Rasmuson: Obviously one of the biggest challenges is, especially if you think about southern Oregon and the Brookings area or a place like that, the fishermen fish right in and amongst wash rocks. These rocks that are popping out of the ocean floor. Haystack off Cannon Beach is a famous example. But imagine that, times 700 rocks all around you. Running a boat in and amongst those rocks and stuff, it’s scary. It’s dangerous. There’s a lot of difficulties associated with trying to find weather conditions that you can get in and out of those areas. Because of that, we also have to use smaller boats. The federal government does surveys out deeper water, but they use 170 ft. ships [where] you have a full kitchen staff, you have a full crew, things like that. We’re just using chartered commercial boats that are only like 55 ft. If you put eight people on a 55 ft boat, for 10 days at a time, it’s a lot of tight interactions. There’s not a lot of space. We have one bathroom/shower combination we all share. So there’s also just kind of those social difficulties with having to have a small boat because we are working so close to shore.

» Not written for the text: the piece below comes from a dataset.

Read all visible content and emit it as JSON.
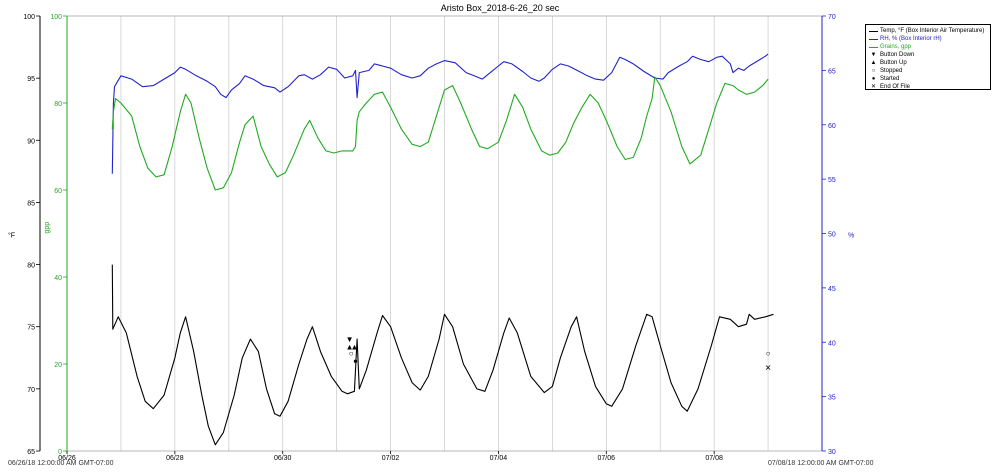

Miller: I mentioned this is going to go on for 10 weeks, but what have you learned so far?

Rasmuson: So far, we’ve started up at the Washington border and the boat is actually right now off of Lincoln City. I’m off this week so I can talk with you guys and do some other stuff. But so far.. northern Oregon is mostly sand, so we have validated the hypothesis that rockfish are aptly named and do not live over sand. Which sounds kind of funny, but it’s actually a good thing we did. And the other thing is, in Oregon we have events where we have low oxygen that come onto the shelf. What we found is (we’re also taking oxygen measurements as we go down the coast) that oxygen from the Washington border all the way south, so far, has been extremely low. We’re finding that this is really pervasive; we’re seeing some changes in fish behavior influenced by that. I’d say that’s probably the most novel thing that we found just because these surveys have never been done and then having it happen during these low oxygen years really kind of throws an interesting component into the work we’re doing.

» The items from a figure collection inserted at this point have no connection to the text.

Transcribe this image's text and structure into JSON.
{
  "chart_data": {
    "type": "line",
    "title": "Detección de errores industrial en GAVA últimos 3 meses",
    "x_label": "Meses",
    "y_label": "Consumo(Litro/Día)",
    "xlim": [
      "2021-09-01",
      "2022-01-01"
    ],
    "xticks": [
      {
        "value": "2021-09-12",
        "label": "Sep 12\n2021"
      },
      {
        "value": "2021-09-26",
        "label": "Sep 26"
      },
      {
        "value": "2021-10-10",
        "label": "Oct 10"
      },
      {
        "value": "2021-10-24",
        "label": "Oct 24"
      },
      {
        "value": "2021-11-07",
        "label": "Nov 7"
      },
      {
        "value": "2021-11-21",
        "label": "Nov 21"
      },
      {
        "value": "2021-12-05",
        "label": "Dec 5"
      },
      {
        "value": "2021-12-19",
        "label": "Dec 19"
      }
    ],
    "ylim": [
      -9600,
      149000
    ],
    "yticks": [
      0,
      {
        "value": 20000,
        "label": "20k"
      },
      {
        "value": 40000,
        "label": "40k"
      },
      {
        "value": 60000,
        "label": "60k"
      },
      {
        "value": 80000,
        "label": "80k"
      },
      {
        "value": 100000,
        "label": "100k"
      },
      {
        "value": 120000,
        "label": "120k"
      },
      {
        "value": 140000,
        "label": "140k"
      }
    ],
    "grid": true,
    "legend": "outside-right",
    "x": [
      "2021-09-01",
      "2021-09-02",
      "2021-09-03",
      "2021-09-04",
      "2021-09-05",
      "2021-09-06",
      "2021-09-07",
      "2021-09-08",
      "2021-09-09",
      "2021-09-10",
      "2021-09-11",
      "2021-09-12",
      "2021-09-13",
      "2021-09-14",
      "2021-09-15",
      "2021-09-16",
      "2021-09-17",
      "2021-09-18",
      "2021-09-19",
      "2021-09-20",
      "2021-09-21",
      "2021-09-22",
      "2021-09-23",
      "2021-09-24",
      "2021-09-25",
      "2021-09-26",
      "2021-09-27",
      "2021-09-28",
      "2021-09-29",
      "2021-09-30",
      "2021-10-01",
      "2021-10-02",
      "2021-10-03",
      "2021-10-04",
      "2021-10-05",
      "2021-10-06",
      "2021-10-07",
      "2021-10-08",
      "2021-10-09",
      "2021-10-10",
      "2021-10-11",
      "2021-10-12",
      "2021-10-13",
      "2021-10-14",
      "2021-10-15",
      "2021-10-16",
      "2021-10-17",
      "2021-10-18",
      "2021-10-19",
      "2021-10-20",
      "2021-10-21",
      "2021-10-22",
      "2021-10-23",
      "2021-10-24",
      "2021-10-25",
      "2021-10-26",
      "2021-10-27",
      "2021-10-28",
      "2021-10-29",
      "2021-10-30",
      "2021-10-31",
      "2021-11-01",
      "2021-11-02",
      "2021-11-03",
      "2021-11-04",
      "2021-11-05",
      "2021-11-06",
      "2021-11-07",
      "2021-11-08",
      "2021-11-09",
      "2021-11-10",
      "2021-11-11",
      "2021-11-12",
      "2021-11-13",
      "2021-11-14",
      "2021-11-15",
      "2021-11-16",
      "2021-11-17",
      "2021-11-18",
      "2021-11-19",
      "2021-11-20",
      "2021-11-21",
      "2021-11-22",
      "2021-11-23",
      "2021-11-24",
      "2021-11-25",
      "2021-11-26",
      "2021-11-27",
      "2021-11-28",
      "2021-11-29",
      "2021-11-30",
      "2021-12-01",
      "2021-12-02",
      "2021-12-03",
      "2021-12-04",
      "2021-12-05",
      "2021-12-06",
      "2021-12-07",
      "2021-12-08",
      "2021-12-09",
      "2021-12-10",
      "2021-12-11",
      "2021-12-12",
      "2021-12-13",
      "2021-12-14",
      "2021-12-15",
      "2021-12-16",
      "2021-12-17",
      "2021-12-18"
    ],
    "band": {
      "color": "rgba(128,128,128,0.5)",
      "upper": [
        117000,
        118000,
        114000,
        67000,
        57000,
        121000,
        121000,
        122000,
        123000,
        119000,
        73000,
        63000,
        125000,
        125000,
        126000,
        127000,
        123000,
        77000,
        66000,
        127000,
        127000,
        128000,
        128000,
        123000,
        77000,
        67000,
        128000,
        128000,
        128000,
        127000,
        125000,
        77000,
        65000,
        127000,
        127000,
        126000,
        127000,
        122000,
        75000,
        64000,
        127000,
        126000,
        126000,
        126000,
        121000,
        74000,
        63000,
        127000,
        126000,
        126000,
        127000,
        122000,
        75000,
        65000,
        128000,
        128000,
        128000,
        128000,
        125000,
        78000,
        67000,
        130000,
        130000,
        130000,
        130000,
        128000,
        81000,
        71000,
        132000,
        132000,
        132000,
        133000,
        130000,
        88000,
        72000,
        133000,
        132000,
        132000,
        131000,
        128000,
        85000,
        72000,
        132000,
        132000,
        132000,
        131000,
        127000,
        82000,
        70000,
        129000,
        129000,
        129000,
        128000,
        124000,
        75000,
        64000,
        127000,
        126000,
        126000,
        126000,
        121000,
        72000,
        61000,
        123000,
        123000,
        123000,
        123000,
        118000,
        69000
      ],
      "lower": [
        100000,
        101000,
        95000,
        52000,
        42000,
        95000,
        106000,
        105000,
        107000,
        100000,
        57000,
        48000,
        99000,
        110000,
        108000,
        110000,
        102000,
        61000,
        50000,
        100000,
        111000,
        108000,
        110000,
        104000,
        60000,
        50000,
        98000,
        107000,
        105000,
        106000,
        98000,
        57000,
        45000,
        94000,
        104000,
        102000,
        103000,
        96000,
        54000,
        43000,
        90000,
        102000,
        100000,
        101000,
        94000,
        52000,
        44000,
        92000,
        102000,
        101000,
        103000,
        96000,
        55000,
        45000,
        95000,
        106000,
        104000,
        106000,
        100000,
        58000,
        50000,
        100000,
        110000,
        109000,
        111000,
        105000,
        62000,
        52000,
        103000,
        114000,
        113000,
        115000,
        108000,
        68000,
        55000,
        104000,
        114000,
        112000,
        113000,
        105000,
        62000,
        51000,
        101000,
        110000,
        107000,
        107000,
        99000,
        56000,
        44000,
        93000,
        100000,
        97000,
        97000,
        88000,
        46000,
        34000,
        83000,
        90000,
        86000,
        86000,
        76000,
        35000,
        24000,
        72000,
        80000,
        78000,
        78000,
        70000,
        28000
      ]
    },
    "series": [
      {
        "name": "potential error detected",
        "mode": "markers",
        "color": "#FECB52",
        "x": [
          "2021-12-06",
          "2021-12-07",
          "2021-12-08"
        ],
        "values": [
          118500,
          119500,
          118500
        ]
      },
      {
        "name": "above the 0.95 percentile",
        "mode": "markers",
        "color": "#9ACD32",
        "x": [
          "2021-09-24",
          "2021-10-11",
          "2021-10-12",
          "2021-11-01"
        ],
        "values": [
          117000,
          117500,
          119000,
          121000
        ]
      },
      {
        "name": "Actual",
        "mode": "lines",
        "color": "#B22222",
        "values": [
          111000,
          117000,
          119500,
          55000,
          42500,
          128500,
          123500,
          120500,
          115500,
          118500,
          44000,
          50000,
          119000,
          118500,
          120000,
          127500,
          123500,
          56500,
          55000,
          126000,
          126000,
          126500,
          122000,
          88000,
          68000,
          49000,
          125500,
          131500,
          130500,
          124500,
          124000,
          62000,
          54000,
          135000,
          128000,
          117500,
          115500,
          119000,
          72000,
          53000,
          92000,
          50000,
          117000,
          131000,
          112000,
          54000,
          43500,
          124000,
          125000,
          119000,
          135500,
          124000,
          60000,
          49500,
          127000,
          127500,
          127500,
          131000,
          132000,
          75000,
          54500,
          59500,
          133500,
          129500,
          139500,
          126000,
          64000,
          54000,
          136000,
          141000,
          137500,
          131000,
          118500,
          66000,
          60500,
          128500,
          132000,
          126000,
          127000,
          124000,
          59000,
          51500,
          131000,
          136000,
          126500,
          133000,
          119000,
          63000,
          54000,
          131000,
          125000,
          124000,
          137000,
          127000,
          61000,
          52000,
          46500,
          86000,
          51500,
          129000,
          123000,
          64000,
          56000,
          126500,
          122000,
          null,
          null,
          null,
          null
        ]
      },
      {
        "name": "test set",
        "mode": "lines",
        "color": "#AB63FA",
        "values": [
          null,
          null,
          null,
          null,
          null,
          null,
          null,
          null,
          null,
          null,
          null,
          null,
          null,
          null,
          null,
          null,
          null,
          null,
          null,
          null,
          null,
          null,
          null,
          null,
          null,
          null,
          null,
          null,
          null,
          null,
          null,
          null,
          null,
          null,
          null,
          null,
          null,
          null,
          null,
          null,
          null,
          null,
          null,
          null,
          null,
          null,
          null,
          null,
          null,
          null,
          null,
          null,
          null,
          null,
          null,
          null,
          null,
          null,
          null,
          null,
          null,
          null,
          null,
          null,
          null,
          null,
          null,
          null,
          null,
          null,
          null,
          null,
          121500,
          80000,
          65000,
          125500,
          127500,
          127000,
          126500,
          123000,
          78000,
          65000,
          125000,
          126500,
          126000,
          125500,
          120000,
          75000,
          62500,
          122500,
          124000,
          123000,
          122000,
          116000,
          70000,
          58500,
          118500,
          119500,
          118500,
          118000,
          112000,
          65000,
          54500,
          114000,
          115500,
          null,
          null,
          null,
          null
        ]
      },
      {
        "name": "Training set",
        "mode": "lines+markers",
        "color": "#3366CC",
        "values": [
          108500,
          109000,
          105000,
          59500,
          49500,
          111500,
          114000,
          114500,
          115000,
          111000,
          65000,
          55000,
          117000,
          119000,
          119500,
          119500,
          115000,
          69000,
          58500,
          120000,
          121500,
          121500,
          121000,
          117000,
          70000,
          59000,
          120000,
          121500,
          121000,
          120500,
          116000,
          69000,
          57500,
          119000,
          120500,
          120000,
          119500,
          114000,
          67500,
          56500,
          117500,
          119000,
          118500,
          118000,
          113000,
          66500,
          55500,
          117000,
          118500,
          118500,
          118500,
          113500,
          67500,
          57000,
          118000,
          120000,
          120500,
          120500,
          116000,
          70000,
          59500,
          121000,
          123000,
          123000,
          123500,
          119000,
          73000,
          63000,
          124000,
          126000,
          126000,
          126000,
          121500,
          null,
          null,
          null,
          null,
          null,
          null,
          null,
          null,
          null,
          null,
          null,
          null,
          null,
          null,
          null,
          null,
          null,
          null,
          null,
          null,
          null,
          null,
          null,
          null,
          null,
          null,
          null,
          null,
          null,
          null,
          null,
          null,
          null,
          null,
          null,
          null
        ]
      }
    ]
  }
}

Miller: Just briefly, you did mention, seemingly in passing, that it’s been a great year for salmon. That was news to me; I guess I’m not used to hearing good news about fisheries or salmon in particular. What do you mean?

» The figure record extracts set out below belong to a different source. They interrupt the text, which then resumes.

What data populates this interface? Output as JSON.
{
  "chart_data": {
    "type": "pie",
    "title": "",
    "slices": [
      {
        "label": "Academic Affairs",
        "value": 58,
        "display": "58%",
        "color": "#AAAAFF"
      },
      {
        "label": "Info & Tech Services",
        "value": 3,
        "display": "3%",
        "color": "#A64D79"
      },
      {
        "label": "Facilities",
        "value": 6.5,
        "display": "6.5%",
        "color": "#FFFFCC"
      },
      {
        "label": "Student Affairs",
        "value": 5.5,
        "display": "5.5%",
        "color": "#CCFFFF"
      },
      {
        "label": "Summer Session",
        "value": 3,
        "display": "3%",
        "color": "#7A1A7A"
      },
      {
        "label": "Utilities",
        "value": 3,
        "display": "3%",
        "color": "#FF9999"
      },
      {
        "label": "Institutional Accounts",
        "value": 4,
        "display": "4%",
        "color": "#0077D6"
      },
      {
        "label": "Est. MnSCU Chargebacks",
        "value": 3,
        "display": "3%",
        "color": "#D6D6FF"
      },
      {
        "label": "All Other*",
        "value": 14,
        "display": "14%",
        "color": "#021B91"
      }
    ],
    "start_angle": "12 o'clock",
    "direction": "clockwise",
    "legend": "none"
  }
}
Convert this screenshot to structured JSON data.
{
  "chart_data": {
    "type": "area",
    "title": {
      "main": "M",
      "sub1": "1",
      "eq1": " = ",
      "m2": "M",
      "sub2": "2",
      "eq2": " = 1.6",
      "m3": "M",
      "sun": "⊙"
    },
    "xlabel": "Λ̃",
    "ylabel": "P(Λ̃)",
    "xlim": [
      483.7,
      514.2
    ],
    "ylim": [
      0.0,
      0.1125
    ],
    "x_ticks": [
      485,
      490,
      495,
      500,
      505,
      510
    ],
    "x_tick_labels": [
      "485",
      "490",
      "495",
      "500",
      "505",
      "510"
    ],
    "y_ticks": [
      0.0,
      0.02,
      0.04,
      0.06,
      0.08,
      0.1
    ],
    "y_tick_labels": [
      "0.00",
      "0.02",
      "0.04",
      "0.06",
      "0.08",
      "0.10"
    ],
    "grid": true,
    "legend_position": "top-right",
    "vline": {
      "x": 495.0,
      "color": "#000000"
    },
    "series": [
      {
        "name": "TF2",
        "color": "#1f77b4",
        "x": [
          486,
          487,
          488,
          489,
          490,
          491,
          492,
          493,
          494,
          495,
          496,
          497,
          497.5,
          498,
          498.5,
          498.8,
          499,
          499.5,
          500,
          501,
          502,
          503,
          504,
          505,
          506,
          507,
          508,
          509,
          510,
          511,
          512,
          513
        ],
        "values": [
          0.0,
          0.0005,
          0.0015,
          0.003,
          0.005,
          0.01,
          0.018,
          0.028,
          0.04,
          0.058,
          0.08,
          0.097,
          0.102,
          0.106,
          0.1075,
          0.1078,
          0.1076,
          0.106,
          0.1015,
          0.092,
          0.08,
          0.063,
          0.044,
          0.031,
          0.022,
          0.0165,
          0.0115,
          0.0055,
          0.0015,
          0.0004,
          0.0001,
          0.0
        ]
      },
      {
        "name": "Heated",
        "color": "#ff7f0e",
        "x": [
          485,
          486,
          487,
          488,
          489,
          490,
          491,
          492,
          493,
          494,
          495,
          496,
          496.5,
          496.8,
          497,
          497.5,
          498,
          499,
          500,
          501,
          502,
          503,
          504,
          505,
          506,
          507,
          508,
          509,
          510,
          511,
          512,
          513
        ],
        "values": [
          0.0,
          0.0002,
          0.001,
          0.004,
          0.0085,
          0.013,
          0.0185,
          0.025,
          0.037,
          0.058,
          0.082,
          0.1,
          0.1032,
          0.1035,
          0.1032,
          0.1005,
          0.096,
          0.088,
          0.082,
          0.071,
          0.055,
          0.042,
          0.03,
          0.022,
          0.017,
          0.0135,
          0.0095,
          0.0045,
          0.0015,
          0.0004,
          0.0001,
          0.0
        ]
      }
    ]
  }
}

Rasmuson: The recreational fleet. I’m here in Newport; I’m right at the Hatfield Science Center. We’ve been seeing boats just going in and out, so I walk over and talk to fishermen. And people are coming back to the dock at like 8 or 9 o’clock in the morning, having already caught their limits of salmon. I’ve been in Oregon for quite a while now. I can’t remember a year that was that good in a long time. It’s mostly coho or silver salmon they’re catching. But, yeah, people are getting on to the fish, they’re getting their limits and so people are really happy. So that is a good thing that’s coming along.

Miller: Leif Rasmuson, thanks very much for joining us.

Rasmuson: Thank you.

Miller: That’s Leif Rasmuson. He is a Marine Fishery Research Project Leader for the Oregon Department of Fish and Wildlife and he is leading the team that’s doing a survey right now, off the coast, of three different rockfish species.